Disclaiming any liability, Malayan argued, among others, that under Section 5 of the SR Policy, the insurance does not cover any loss or damage to property which at the time of the happening of such loss or damage is insured by any marine policy and that the SR Policy expressly excluded third-party liability.

Section 5. INSURANCE WITH OTHER COMPANIES.—The insurance does not cover any loss or damage to property which at the time of the happening of such loss or damage is insured by or would but for the existence of this policy, be insured by any Fire or Marine policy or policies except in respect of any excess beyond the amount which would have been payable under the Fire or Marine policy or policies had this insurance not been effected.”

“12. OTHER INSURANCE CLAUSE. If at the time of any loss or damage happening to any property hereby insured, there be any other subsisting insurance or insurances, whether effected by the insured or by any other person or persons, covering the same property, the company shall not be liable to pay or contribute more than its ratable proportion of such loss or damage.”

RTC rendered its Decision11 finding Reputable liable to Philippines First for the amount of indemnity.
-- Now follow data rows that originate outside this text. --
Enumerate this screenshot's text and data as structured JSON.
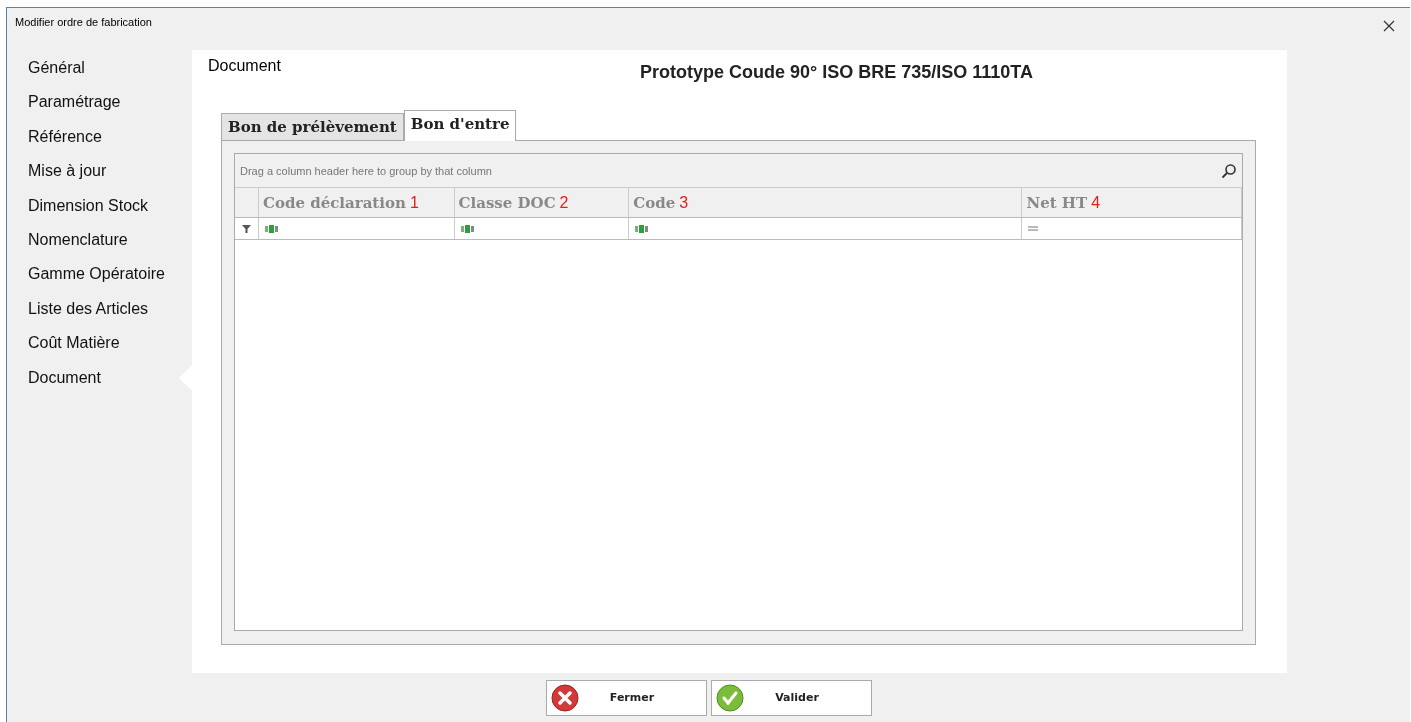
{
  "window": {
    "title": "Modifier ordre de fabrication"
  },
  "sidebar": {
    "items": [
      {
        "label": "Général",
        "selected": false
      },
      {
        "label": "Paramétrage",
        "selected": false
      },
      {
        "label": "Référence",
        "selected": false
      },
      {
        "label": "Mise à jour",
        "selected": false
      },
      {
        "label": "Dimension Stock",
        "selected": false
      },
      {
        "label": "Nomenclature",
        "selected": false
      },
      {
        "label": "Gamme Opératoire",
        "selected": false
      },
      {
        "label": "Liste des Articles",
        "selected": false
      },
      {
        "label": "Coût Matière",
        "selected": false
      },
      {
        "label": "Document",
        "selected": true
      }
    ]
  },
  "section_title": "Document",
  "product_title": "Prototype Coude 90° ISO BRE 735/ISO 1110TA",
  "tabs": [
    {
      "label": "Bon de prélèvement",
      "selected": false
    },
    {
      "label": "Bon d'entre",
      "selected": true
    }
  ],
  "grid": {
    "group_panel": "Drag a column header here to group by that column",
    "columns": [
      {
        "label": "Code déclaration",
        "marker": "1",
        "kind": "text"
      },
      {
        "label": "Classe DOC",
        "marker": "2",
        "kind": "text"
      },
      {
        "label": "Code",
        "marker": "3",
        "kind": "text"
      },
      {
        "label": "Net HT",
        "marker": "4",
        "kind": "number"
      }
    ]
  },
  "buttons": [
    {
      "label": "Fermer",
      "kind": "cancel"
    },
    {
      "label": "Valider",
      "kind": "ok"
    }
  ]
}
In turn, Malayan was found by the RTC to be liable to Reputable to the extent of the policy coverage.

Malayan argued that inasmuch as there was already a marine policy issued by Philippines First securing the same subject matter against loss and that since the monetary coverage/value of the Marine Policy is more than enough to indemnify the hijacked cargo, Philippines First alone must bear the loss.

the “difference between an ‘other insurance clause’ and an ‘over insurance clause’.”
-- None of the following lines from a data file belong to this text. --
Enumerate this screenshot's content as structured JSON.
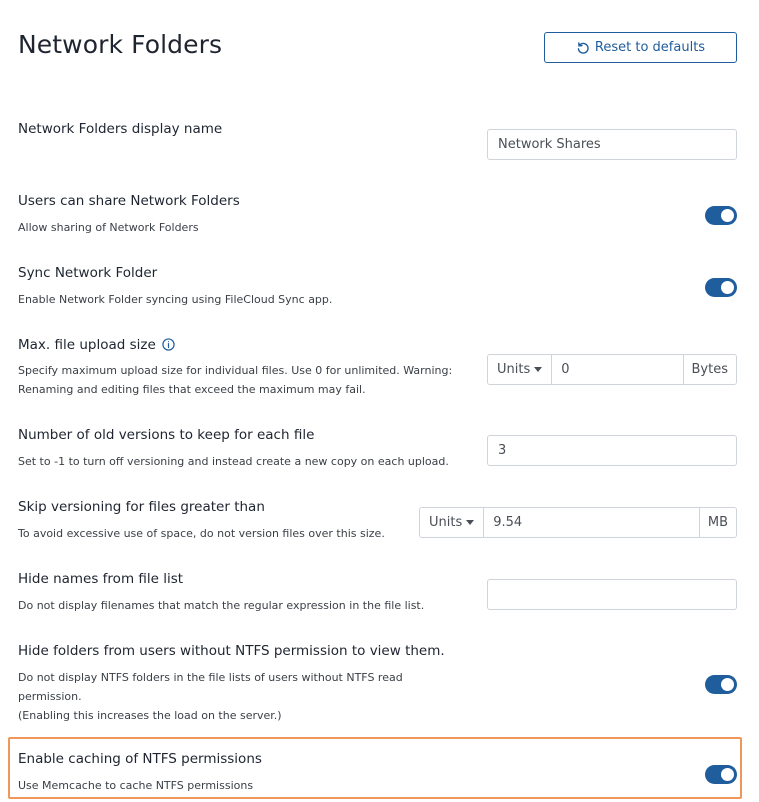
{
  "header": {
    "title": "Network Folders",
    "reset_label": "Reset to defaults"
  },
  "settings": {
    "display_name": {
      "label": "Network Folders display name",
      "value": "Network Shares"
    },
    "users_share": {
      "label": "Users can share Network Folders",
      "description": "Allow sharing of Network Folders",
      "enabled": true
    },
    "sync": {
      "label": "Sync Network Folder",
      "description": "Enable Network Folder syncing using FileCloud Sync app.",
      "enabled": true
    },
    "max_upload": {
      "label": "Max. file upload size",
      "description_line1": "Specify maximum upload size for individual files. Use 0 for unlimited. Warning:",
      "description_line2": "Renaming and editing files that exceed the maximum may fail.",
      "units_label": "Units",
      "value": "0",
      "suffix": "Bytes"
    },
    "old_versions": {
      "label": "Number of old versions to keep for each file",
      "description": "Set to -1 to turn off versioning and instead create a new copy on each upload.",
      "value": "3"
    },
    "skip_versioning": {
      "label": "Skip versioning for files greater than",
      "description": "To avoid excessive use of space, do not version files over this size.",
      "units_label": "Units",
      "value": "9.54",
      "suffix": "MB"
    },
    "hide_names": {
      "label": "Hide names from file list",
      "description": "Do not display filenames that match the regular expression in the file list.",
      "value": ""
    },
    "hide_folders": {
      "label": "Hide folders from users without NTFS permission to view them.",
      "description_line1": "Do not display NTFS folders in the file lists of users without NTFS read",
      "description_line2": "permission.",
      "description_line3": "(Enabling this increases the load on the server.)",
      "enabled": true
    },
    "ntfs_cache": {
      "label": "Enable caching of NTFS permissions",
      "description": "Use Memcache to cache NTFS permissions",
      "enabled": true
    }
  },
  "colors": {
    "accent": "#1f5d9c",
    "highlight": "#f0965a"
  }
}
WON is there double insurance in this case such that either Section 5 or Section 12 of the SR Policy may be applied.

By the express provision of Section 93 of the Insurance Code, double insurance exists where the same person is insured by several insurers separately in respect to the same subject and interest and risk. The requisites in order for double insurance to arise are as follows:

1. The person insured is the same;

2. Two or more insurers insuring separately;

3. There is identity of subject matter;

4. There is identity of interest insured; and

5. There is identity of the risk or peril insured against.

In the present case, while it is true that the Marine Policy and the SR Policy were both issued over the same subject matter, i.e. goods belonging to Wyeth, and both covered the same peril insured against, it is, however, beyond cavil that the said policies were issued to two different persons or entities. It is undisputed that Wyeth is the recognized insured of Philippines First under its Marine Policy, while Reputable is the recognized insured of Malayan under the SR Policy. The fact that Reputable procured Malayan’s SR Policy over the goods of Wyeth pursuant merely to the stipulated requirement under its contract of carriage with the latter does not make Reputable a mere agent of Wyeth in obtaining the said SR Policy.

The interest of Wyeth over the property subject matter of both insurance contracts is also different and distinct from that of Reputable’s. The policy issued by Philippines First was in consideration of the legal and/or equitable interest of Wyeth over its own goods. On the other hand, what was issued by Malayan to Reputable was over the latter’s insurable interest over the safety of the goods, which may become the basis of the latter’s liability in case of loss or damage to the property and falls within the contemplation of Section 15 of the Insurance Code.

Therefore, even though the two concerned insurance policies were issued over the same goods and cover the same risk, there arises no double insurance since they were issued to two different persons/entities having distinct insurable interests. Necessarily, over insurance by double insurance cannot likewise exist. Hence, as correctly ruled by the RTC and CA, neither Section 5 nor Section 12 of the SR Policy can be applied.